Thursday, September 3, 2009

The Pacific — 1943

In early 1943, Australian troops, fighting in dreadful conditions, extinguished the Japanese beachheads of Buna, Gona, and Sanananda Point on New Guinea. The Casablanca conference that January suggested that one-third of Allied resources should be deployed against Japan, but the British felt unable to agree to a fixed formula. The U.S. Joint Chiefs agreed a broad strategy, with MacArthur and Admiral William F. Halsey pushing on through the Solomons and along the New Guinea coast, while Nimitz “island hopped” across the central Pacific towards Japan.

An Australian forward post (above) near Sanananda, less than thirty yards from the Japanese. The robust and reliable .303 Bren was the light automatic weapon in British and Commonwealth infantry sections.

Australian infantry, assisted by a Stuart light tank, during the final assault on Buna.

The battle for Buna sorely tried the U.S. 32nd Infantry Division, which had not been trained for jungle warfare and was poorly equipped: it lost almost ninety per cent of its strength from battle casualties and sicknesses. But it was a disaster for the Japanese: this photograph shows Japanese bodies on the shoreline.

Japanese prisoners were very rare. These, both badly wounded, were taken when Gona fell.

After expelling the Japanese from southern New Guinea, the Australians moved northwards. In September 1943, the Japanese strongholds of Lae and Salamua were taken. Here U.S. paratroops jump into the Markham Valley in an effort to block the Japanese escape from Lae.

New Zealanders had already played a distinguished part in the war in the Western Desert, and added to these laurels in the Pacific. Here, New Zealand troops (in their distinctive "lemon-squeezer" hats) land from U.S. landing craft on Vella Lavella in the Solomons.

Rabual, on the island of New Britain, was a powerful Japanese air base. It was so heavily defended that a decision to capture it was reversed at the Quebec conference in August 1943, and it was so badly hammered from air and sea that the Japanese substantially scaled it down. Here a U.S. aircraft attacks with a white phosphorus incendiary bomb.

On November 1, 1943, the Americans landed on Bougainville, strategically placed between MacArthur’s and Nimitz’s areas of operations. The Japanese held a tiny part of the island to the very end of the war, but most of their positions had been taken in this sort of knock-down drag-out fighting: a flame thrower scorches a Japanese bunker while riflemen give covering fire.

Almost all Japanese preferred suicide to surrender. These infantrymen on Tarawa have shot themselves in the head, using a toe to pull the trigger.

This essence of the war at sea: a Japanese torpedo-bomber is hit by short-range fire from a U.S. carrier, December 4, 1943.

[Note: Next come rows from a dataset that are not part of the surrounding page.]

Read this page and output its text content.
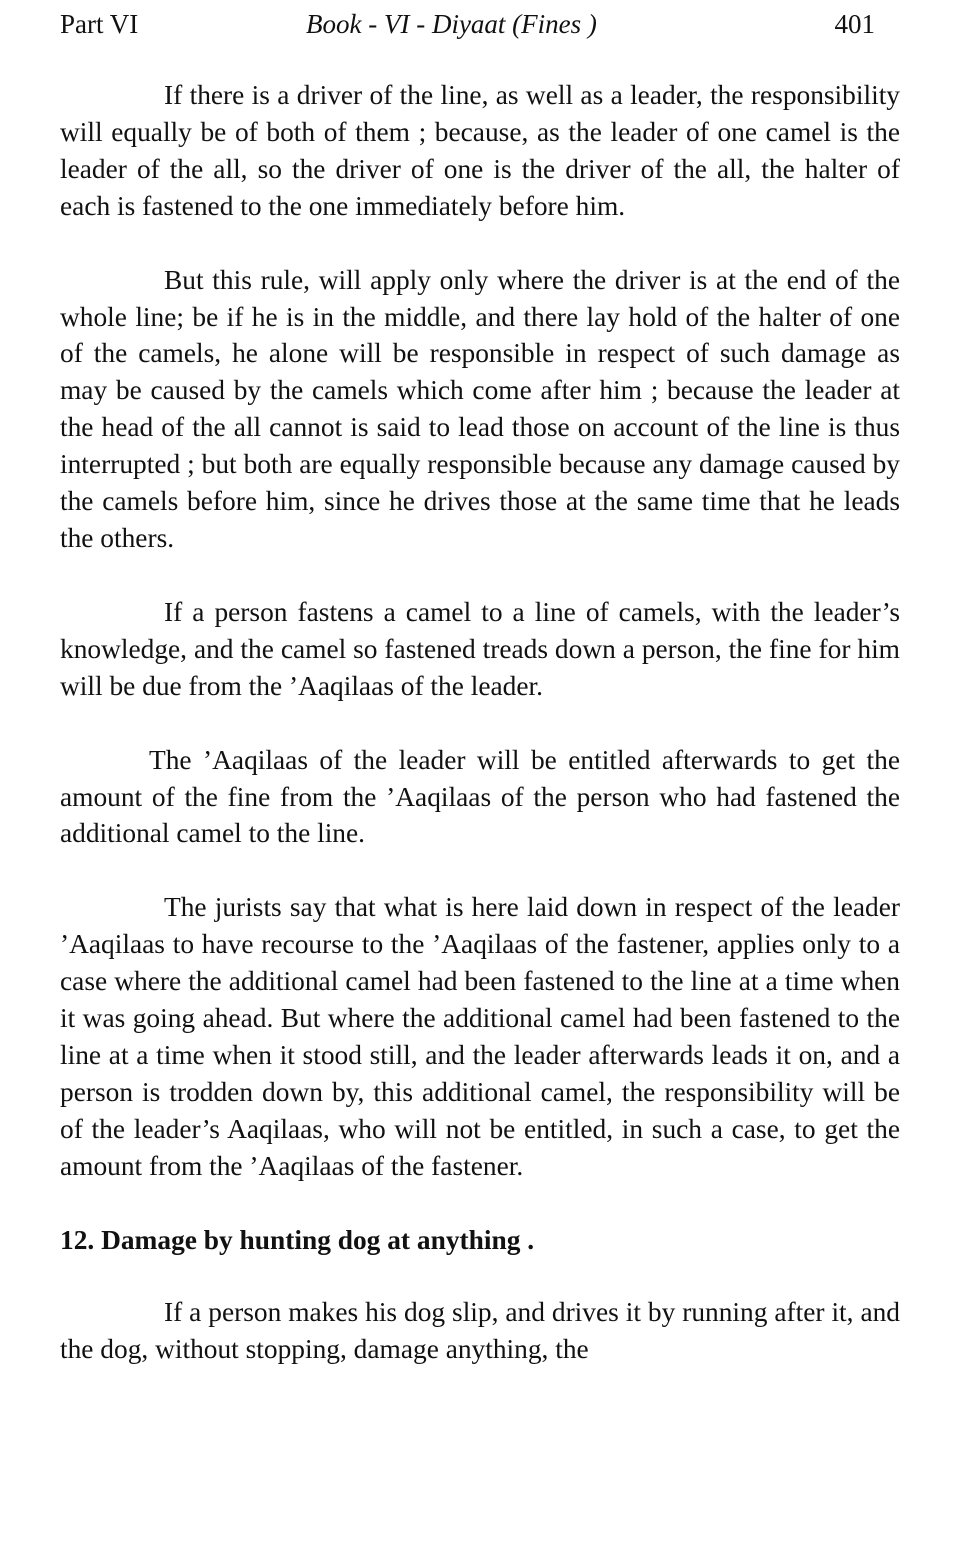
Part VI	Book - VI - Diyaat (Fines )	401

If there is a driver of the line, as well as a leader, the responsibility will equally be of both of them ; because, as the leader of one camel is the leader of the all, so the driver of one is the driver of the all, the halter of each is fastened to the one immediately before him.

But this rule, will apply only where the driver is at the end of the whole line; be if he is in the middle, and there lay hold of the halter of one of the camels, he alone will be responsible in respect of such damage as may be caused by the camels which come after him ; because the leader at the head of the all cannot is said to lead those on account of the line is thus interrupted ; but both are equally responsible because any damage caused by the camels before him, since he drives those at the same time that he leads the others.

If a person fastens a camel to a line of camels, with the leader’s knowledge, and the camel so fastened treads down a person, the fine for him will be due from the ’Aaqilaas of the leader.

The ’Aaqilaas of the leader will be entitled afterwards to get the amount of the fine from the ’Aaqilaas of the person who had fastened the additional camel to the line.

The jurists say that what is here laid down in respect of the leader ’Aaqilaas to have recourse to the ’Aaqilaas of the fastener, applies only to a case where the additional camel had been fastened to the line at a time when it was going ahead. But where the additional camel had been fastened to the line at a time when it stood still, and the leader afterwards leads it on, and a person is trodden down by, this additional camel, the responsibility will be of the leader’s Aaqilaas, who will not be entitled, in such a case, to get the amount from the ’Aaqilaas of the fastener.

12. Damage by hunting dog at anything .

If a person makes his dog slip, and drives it by running after it, and the dog, without stopping, damage anything, the
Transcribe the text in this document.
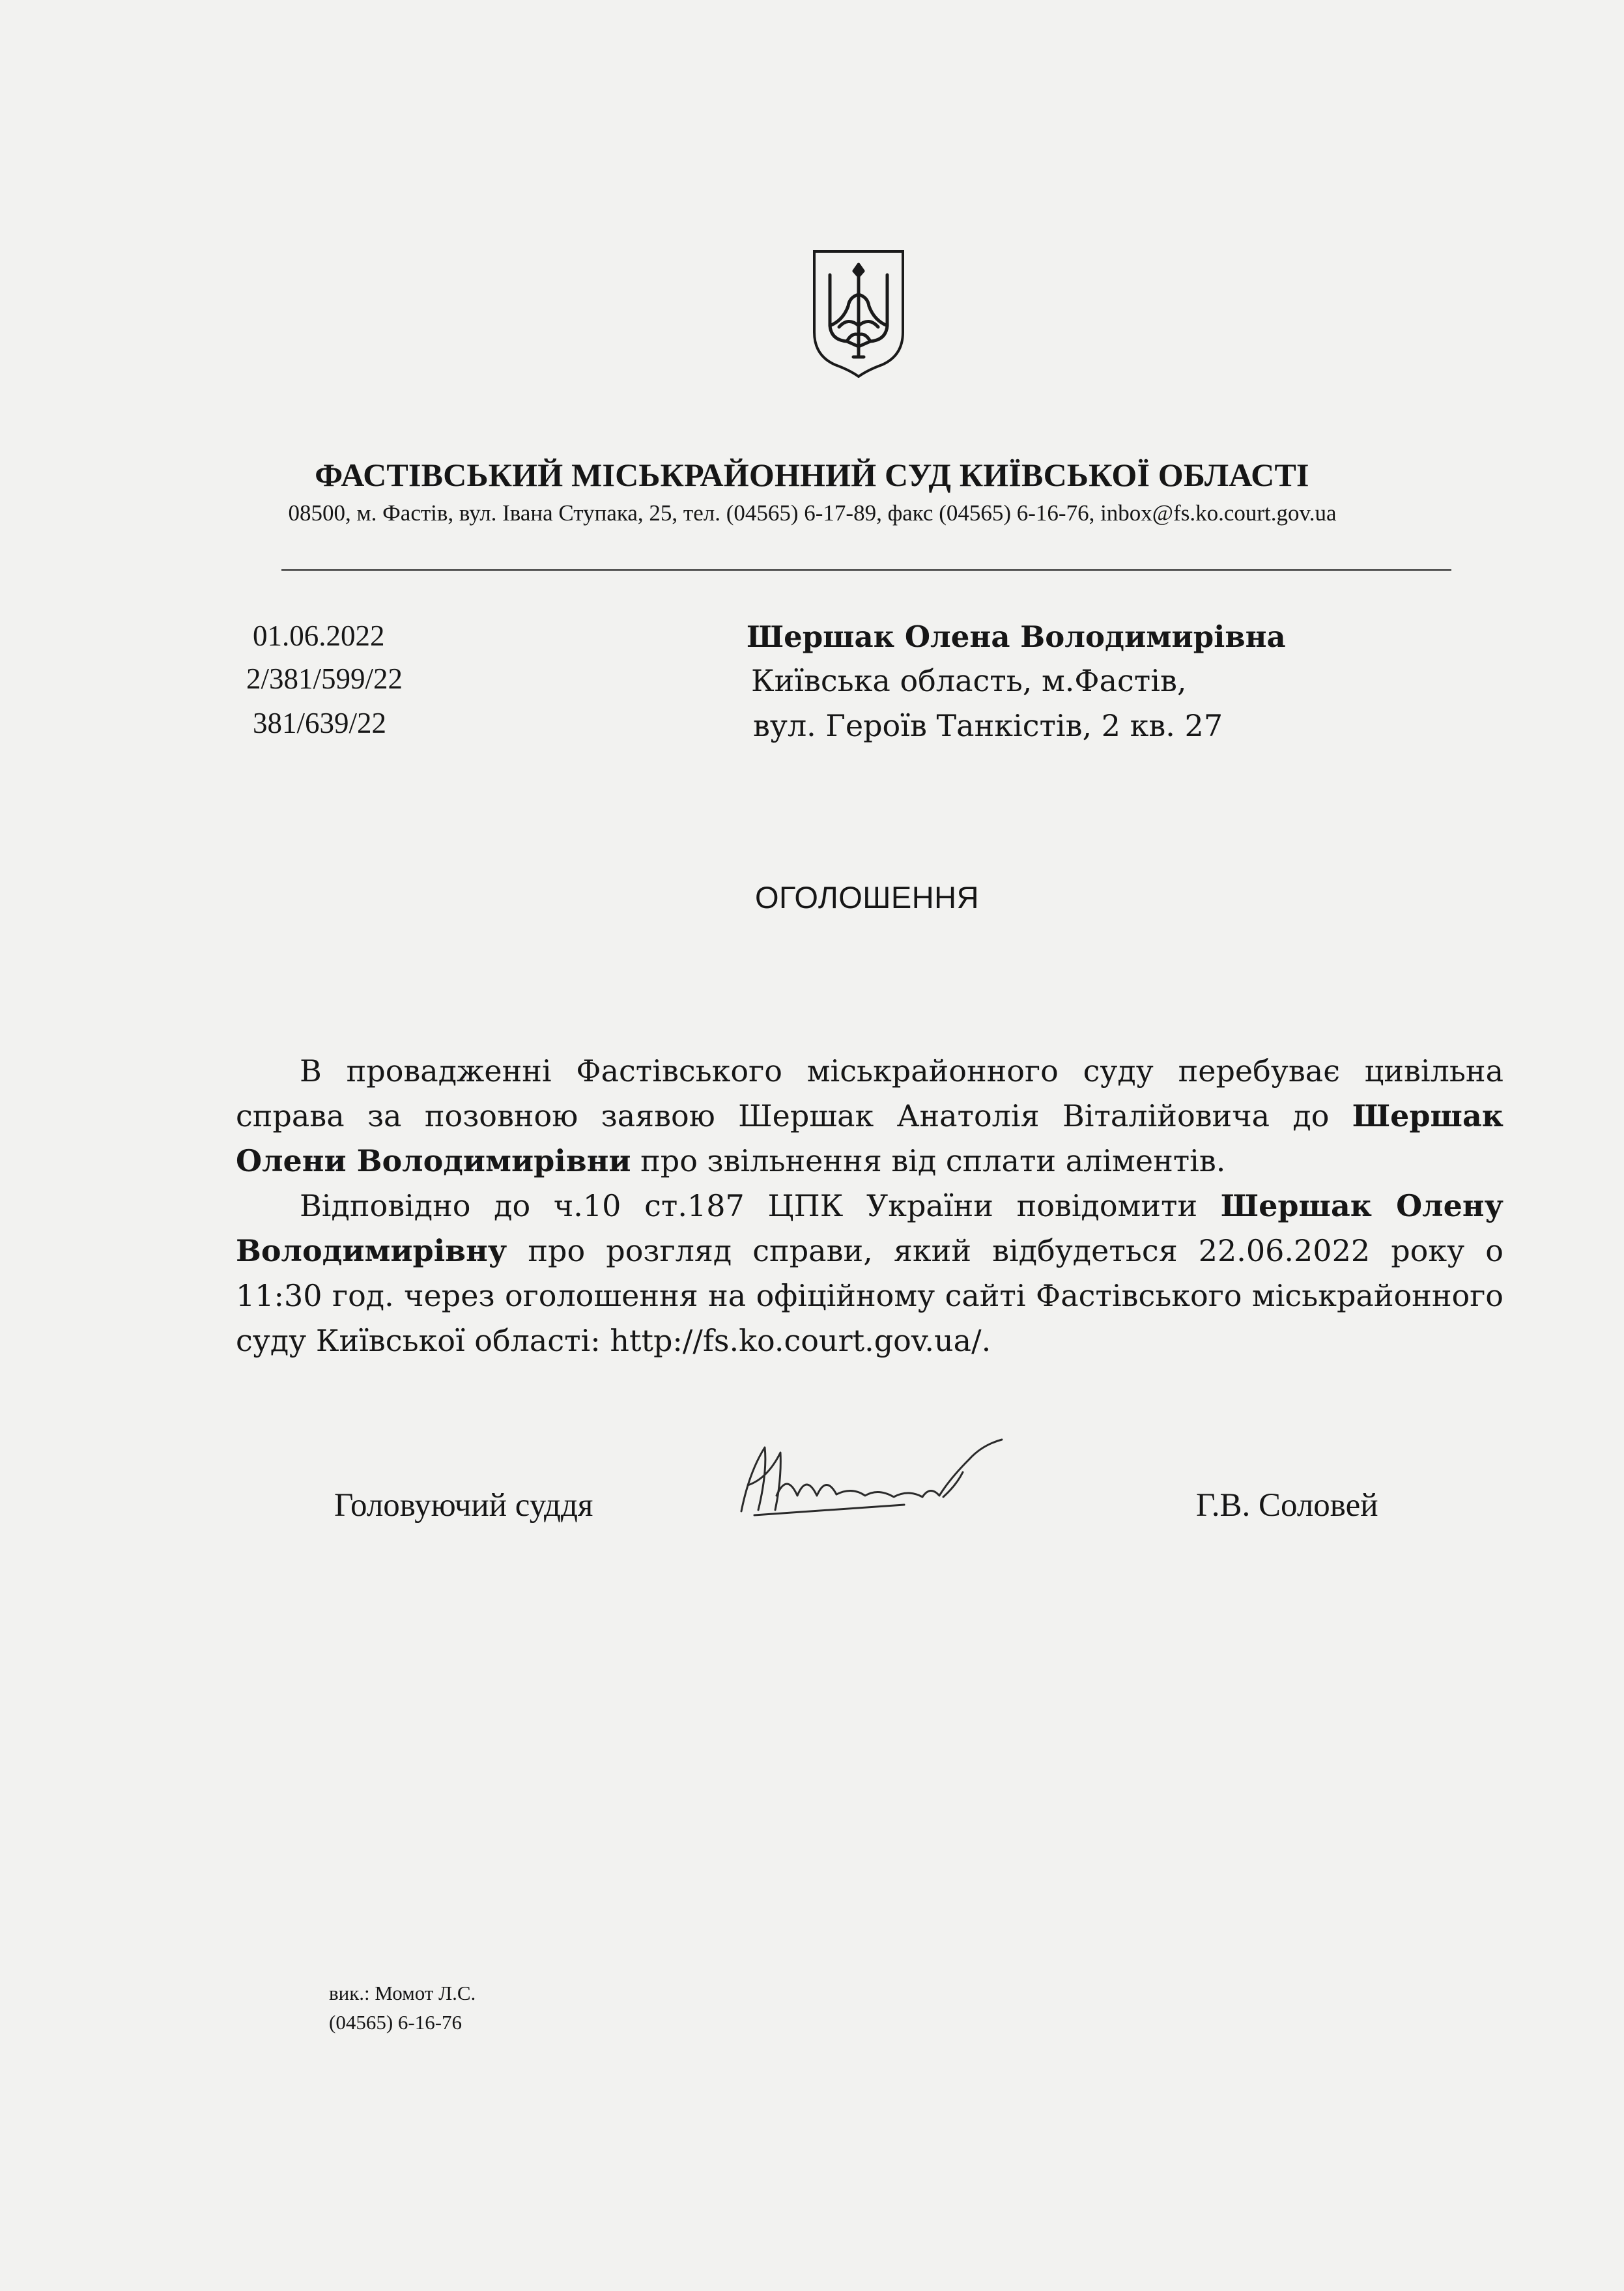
ФАСТІВСЬКИЙ МІСЬКРАЙОННИЙ СУД КИЇВСЬКОЇ ОБЛАСТІ
08500, м. Фастів, вул. Івана Ступака, 25, тел. (04565) 6-17-89, факс (04565) 6-16-76, inbox@fs.ko.court.gov.ua
01.06.2022
2/381/599/22
381/639/22
Шершак Олена Володимирівна
Київська область, м.Фастів,
вул. Героїв Танкістів, 2 кв. 27
ОГОЛОШЕННЯ

В провадженні Фастівського міськрайонного суду перебуває цивільна справа за позовною заявою Шершак Анатолія Віталійовича до Шершак Олени Володимирівни про звільнення від сплати аліментів.

Відповідно до ч.10 ст.187 ЦПК України повідомити Шершак Олену Володимирівну про розгляд справи, який відбудеться 22.06.2022 року о 11:30 год. через оголошення на офіційному сайті Фастівського міськрайонного суду Київської області: http://fs.ko.court.gov.ua/.

Головуючий суддя	Г.В. Соловей
вик.: Момот Л.С.
(04565) 6-16-76
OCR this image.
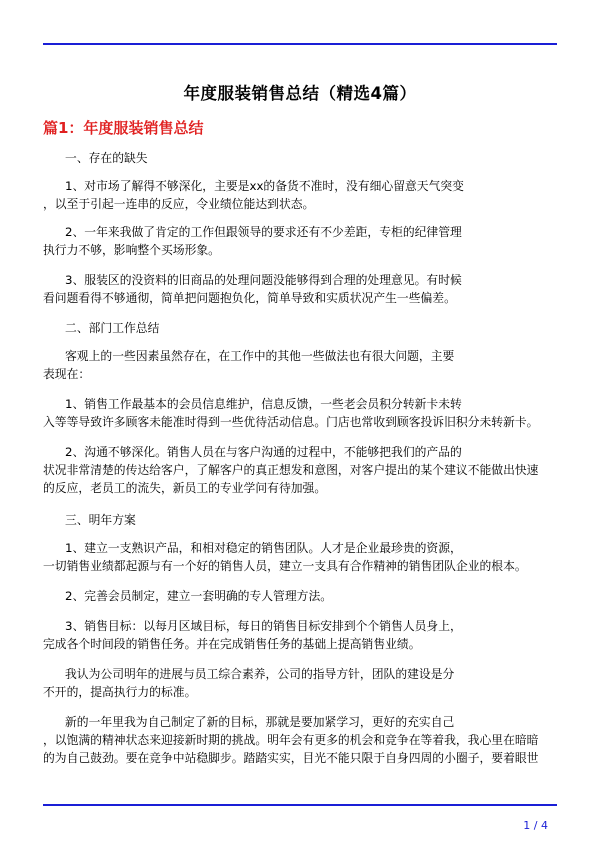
年度服装销售总结（精选4篇）
篇1：年度服装销售总结
一、存在的缺失
1、对市场了解得不够深化，主要是xx的备货不准时，没有细心留意天气突变
，以至于引起一连串的反应，令业绩位能达到状态。
2、一年来我做了肯定的工作但跟领导的要求还有不少差距，专柜的纪律管理
执行力不够，影响整个买场形象。
3、服装区的没资料的旧商品的处理问题没能够得到合理的处理意见。有时候
看问题看得不够通彻，简单把问题抱负化，简单导致和实质状况产生一些偏差。
二、部门工作总结
客观上的一些因素虽然存在，在工作中的其他一些做法也有很大问题，主要
表现在：
1、销售工作最基本的会员信息维护，信息反馈，一些老会员积分转新卡未转
入等等导致许多顾客未能准时得到一些优待活动信息。门店也常收到顾客投诉旧积分未转新卡。
2、沟通不够深化。销售人员在与客户沟通的过程中，不能够把我们的产品的
状况非常清楚的传达给客户，了解客户的真正想发和意图，对客户提出的某个建议不能做出快速
的反应，老员工的流失，新员工的专业学问有待加强。
三、明年方案
1、建立一支熟识产品，和相对稳定的销售团队。人才是企业最珍贵的资源，
一切销售业绩都起源与有一个好的销售人员，建立一支具有合作精神的销售团队企业的根本。
2、完善会员制定，建立一套明确的专人管理方法。
3、销售目标：以每月区域目标，每日的销售目标安排到个个销售人员身上，
完成各个时间段的销售任务。并在完成销售任务的基础上提高销售业绩。
我认为公司明年的进展与员工综合素养，公司的指导方针，团队的建设是分
不开的，提高执行力的标准。
新的一年里我为自己制定了新的目标，那就是要加紧学习，更好的充实自己
，以饱满的精神状态来迎接新时期的挑战。明年会有更多的机会和竞争在等着我，我心里在暗暗
的为自己鼓劲。要在竞争中站稳脚步。踏踏实实，目光不能只限于自身四周的小圈子，要着眼世
1 / 4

Wednesday, September 2, 2009

Katyn — 1943

When Poland was divided between Russia and Germany in 1939, over 180,000 Polish prisoners of war fell into Soviet hands: officers were segregated in special camps. In April 1943, the Germans discovered a mass grave in Katyn forest near Smolensk, later found to contain the remains of 4,400 Polish officers, and accused the Russians of mass murder, summoning an international team of experts to investigate the crime. Although the Russians long blamed the Germans for the atrocity, in 1990 they at last admitted responsibility.

The victims had their hands wired behind their backs (above) and had been shot in the back of the head. This evocative photograph sums up the fate of tens of thousands of victims of mass murder during the war.

The German-sponsored international experts (below, all but one from Axis or occupied countries) examining of the bodies of Katyn. When the London-based Polish government in exile suggested an impartial International Red Cross investigation, the Russians broke off diplomatic relations.